In their continuing work in this area, the researchers turned up a protein that appeared to suppress colorectal cancer in mice and human cell cultures. Penninger said this was a completely novel and unexpected finding and defines an entirely new field that eventually could lead to therapeutic intervention. It is estimated that half of all people will develop colon tumors by age 70.
"We were studying mice that were genetically engineered to lack the protein p110g and they started to get very sick and die," he said. "It was a surprise discovery because we were examining how p110g regulates the movement of white blood cells in the immune system, not how it affects cancer cells.
"From our investigations of this phenomenon, we found they had invasive colorectal cancer; we never, ever would have expected that because every prediction about p110g had been that it actually caused cancer," Penninger added.
Reporting on their findings in the Aug. 24, 2000, issue of Nature, the researchers found that if p110g is absent it can cause spontaneous development of colorectal cancer in mice, and when it is present it stops tumor growth.
The signaling protein p110g is described as a catalytic subunit of phosphoinositide-3-OH-kinases, a family of evolutionary conserved lipid kinases that regulate a vast array of cellular responses. Genetic inactivation of 110g leads to the development of invasive colorectal adenocarcinomas in mice.
After this first indication that p110g suppressed tumor growth in genetically engineered mice, the research team led by postdoctoral fellow Takehiko Sasaki extended the study to human colorectal cancer cells taken from patients' tissue. They found no evidence of the protein in approximately 25 percent of the colorectal cancer samples. Then they investigated the results of putting p110g back in colorectal cancer cells that did not have it. The addition of the protein stopped tumor cell growth in the human cancer cell cultures, regardless of any other genetic mutations those cells had.
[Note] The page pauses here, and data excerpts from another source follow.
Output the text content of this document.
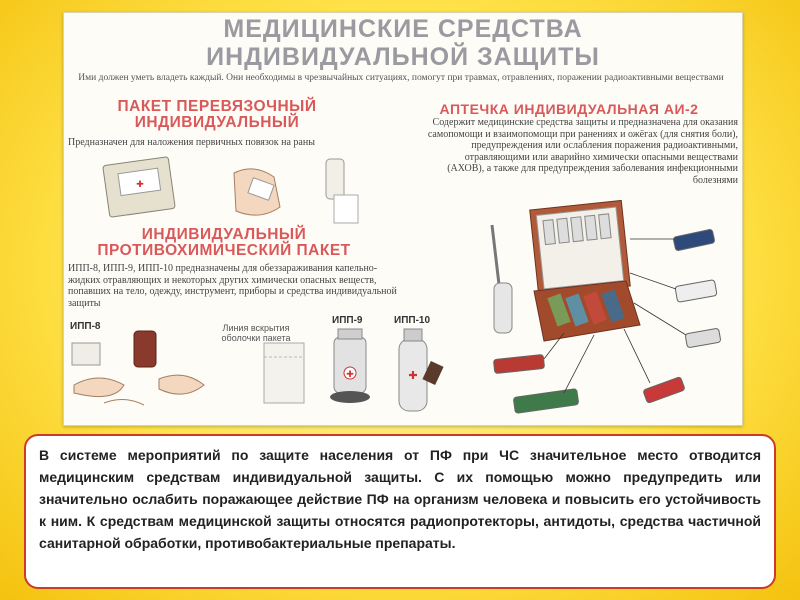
МЕДИЦИНСКИЕ СРЕДСТВА
ИНДИВИДУАЛЬНОЙ ЗАЩИТЫ
Ими должен уметь владеть каждый. Они необходимы в чрезвычайных ситуациях, помогут при травмах, отравлениях, поражении радиоактивными веществами
ПАКЕТ ПЕРЕВЯЗОЧНЫЙ ИНДИВИДУАЛЬНЫЙ
Предназначен для наложения первичных повязок на раны
АПТЕЧКА ИНДИВИДУАЛЬНАЯ АИ-2
Содержит медицинские средства защиты и предназначена для оказания самопомощи и взаимопомощи при ранениях и ожёгах (для снятия боли), предупреждения или ослабления поражения радиоактивными, отравляющими или аварийно химически опасными веществами (АХОВ), а также для предупреждения заболевания инфекционными болезнями
ИНДИВИДУАЛЬНЫЙ ПРОТИВОХИМИЧЕСКИЙ ПАКЕТ
ИПП-8, ИПП-9, ИПП-10 предназначены для обеззараживания капельно-жидких отравляющих и некоторых других химически опасных веществ, попавших на тело, одежду, инструмент, приборы и средства индивидуальной защиты
ИПП-8
ИПП-9	ИПП-10
Линия вскрытия оболочки пакета
✚
✚	✚

В системе мероприятий по защите населения от ПФ при ЧС значительное место отводится медицинским средствам индивидуальной защиты. С их помощью можно предупредить или значительно ослабить поражающее действие ПФ на организм человека и повысить его устойчивость к ним. К средствам медицинской защиты относятся радиопротекторы, антидоты, средства частичной санитарной обработки, противобактериальные препараты.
This is an encouraging finding since it means even if people have diverse mutations that predispose them to colorectal cancer, the protein might have the possibility to shut them all down.
In a further experiment, the researchers injected the human colorectal cancer cells into normal mice, who quickly grew tumors, and then added the protein to the cancer cells. Again, growth of colon cancer was suppressed.
"These results are a good argument that this is the real thing and it is strong evidence for the protein's role in humans," said Penninger.
One of the next steps, Penninger said, will be to study the exact workings of the p110g system in colon cancer, which could lead to future drug therapies that replicate or stimulate the protein's action in stopping tumor growth. Researchers will also investigate whether some people have a genetic mutation that causes them to not have p110g and therefore be predisposed to colorectal cancer.